The tenant lives in downtown Toronto in a neighbourhood that has been gentrified since he moved there 14 years ago. This, in combination with the lack of rent controls in Ontario post -1998, means that the landlord can now rent this apartment for double or triple what the tenant is currently paying.

At the first hearing in 2002, the Landlord and Tenant Board (the LTB) found that a corporate landlord could not evict for own use as a corporation does not have family members, and the application was dismissed. At the next hearing a few months later the landlord was suddenly no longer a corporation but a person!  The LTB accepted this and granted the eviction application

The tenant appealed this decision to Divisional Court, which found that the landlord was a corporation and therefore the second application should not have been allowed. The Court also found that evidence of gentrification and skyrocketing rents in the neighbourhood were relevant to a determination of whether or nor the landlord was acting in good faith.

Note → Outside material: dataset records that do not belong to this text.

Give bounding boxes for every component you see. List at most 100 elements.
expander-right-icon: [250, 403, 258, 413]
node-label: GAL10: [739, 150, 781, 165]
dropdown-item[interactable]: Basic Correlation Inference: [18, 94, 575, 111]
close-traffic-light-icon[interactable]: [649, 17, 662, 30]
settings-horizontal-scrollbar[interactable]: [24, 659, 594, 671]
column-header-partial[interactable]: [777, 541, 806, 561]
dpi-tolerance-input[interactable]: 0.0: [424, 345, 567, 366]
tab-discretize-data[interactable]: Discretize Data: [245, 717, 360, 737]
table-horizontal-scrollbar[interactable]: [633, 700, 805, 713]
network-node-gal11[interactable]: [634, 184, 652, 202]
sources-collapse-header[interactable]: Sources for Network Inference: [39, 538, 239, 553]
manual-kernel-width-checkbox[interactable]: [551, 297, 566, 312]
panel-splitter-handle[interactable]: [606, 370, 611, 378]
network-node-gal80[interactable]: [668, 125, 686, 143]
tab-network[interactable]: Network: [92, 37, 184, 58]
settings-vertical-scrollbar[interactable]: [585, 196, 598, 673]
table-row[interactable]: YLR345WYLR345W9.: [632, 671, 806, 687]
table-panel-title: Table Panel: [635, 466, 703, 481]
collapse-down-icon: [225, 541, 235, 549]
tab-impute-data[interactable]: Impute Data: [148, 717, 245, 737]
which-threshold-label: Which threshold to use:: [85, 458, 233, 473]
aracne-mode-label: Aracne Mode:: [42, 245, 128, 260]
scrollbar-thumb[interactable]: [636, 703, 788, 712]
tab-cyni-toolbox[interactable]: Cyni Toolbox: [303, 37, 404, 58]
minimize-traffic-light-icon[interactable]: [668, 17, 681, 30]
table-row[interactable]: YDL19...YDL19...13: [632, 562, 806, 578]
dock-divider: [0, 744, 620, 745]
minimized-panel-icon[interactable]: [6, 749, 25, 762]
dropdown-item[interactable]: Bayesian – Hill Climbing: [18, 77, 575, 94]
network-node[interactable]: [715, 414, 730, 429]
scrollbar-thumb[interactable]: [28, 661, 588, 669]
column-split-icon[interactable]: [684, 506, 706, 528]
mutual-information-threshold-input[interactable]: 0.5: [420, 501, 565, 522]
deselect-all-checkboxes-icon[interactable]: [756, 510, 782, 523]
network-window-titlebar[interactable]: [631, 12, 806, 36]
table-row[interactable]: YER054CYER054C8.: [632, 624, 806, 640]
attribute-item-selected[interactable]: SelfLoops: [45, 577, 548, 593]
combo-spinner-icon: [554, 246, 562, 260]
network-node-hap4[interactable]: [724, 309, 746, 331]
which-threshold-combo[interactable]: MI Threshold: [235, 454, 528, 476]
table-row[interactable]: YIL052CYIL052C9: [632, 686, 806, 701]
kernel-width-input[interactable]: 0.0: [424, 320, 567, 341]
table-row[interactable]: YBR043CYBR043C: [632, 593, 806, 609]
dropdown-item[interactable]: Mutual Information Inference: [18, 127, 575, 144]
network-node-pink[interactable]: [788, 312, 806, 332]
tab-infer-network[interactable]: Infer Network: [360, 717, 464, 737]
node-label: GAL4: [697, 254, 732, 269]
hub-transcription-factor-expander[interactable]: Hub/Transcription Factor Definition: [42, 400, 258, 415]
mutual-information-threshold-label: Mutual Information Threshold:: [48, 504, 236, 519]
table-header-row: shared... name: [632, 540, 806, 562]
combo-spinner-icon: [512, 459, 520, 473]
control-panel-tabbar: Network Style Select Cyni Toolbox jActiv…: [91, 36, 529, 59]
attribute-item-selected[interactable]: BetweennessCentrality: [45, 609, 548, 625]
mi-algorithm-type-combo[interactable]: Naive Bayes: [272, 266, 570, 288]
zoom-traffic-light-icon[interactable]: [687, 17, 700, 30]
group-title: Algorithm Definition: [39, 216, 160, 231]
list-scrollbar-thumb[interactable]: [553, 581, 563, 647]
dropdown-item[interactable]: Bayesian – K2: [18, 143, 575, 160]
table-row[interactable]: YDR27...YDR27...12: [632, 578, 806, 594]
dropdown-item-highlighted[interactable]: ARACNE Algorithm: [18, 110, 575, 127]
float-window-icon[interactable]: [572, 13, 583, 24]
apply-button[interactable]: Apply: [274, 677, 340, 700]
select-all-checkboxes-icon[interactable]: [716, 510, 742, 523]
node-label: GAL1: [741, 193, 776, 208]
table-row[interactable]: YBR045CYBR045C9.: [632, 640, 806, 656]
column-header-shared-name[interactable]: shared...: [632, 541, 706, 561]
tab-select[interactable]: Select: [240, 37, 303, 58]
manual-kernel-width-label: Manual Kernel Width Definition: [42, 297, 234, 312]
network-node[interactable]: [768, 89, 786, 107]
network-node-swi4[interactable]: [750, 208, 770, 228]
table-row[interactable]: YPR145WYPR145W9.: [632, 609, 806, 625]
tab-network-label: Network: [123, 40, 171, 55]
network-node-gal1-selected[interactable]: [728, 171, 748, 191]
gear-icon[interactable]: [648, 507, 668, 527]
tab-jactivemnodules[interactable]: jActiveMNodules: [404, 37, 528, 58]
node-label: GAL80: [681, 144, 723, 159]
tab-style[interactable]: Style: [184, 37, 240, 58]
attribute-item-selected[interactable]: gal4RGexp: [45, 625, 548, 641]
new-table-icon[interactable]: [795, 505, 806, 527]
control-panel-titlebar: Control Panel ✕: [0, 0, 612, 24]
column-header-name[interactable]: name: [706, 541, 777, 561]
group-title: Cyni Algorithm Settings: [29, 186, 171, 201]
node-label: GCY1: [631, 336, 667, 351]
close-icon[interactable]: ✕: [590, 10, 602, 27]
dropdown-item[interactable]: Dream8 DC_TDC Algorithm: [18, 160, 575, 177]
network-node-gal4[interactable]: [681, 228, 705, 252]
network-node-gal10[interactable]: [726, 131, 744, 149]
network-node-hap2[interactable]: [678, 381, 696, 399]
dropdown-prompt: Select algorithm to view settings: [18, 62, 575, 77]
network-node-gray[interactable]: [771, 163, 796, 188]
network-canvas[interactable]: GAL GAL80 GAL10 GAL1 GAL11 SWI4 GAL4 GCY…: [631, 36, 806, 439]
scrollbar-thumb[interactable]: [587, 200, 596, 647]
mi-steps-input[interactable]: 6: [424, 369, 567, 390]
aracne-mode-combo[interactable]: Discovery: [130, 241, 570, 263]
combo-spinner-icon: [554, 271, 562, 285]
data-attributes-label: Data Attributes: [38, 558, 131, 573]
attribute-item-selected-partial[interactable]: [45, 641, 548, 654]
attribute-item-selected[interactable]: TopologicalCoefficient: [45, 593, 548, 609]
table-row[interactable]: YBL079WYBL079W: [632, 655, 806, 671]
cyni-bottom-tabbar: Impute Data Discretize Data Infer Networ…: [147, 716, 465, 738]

The Board rejected the landlord’s third attempt to evict the tenant because the case had already been heard and the landlord should not be allowed to have it heard again.  The landlord appealed to Divisional Court and ACTO represented the tenant.  The court dismissed the appeal and cautioned the landlord that continuing to file applications for eviction was verging on an abuse of process.

In 2009, the landlord filed a fourth application for eviction, saying that yet another family member required the apartment. The LTB refused to grant the eviction application. This decision was not been appealed by the landlord.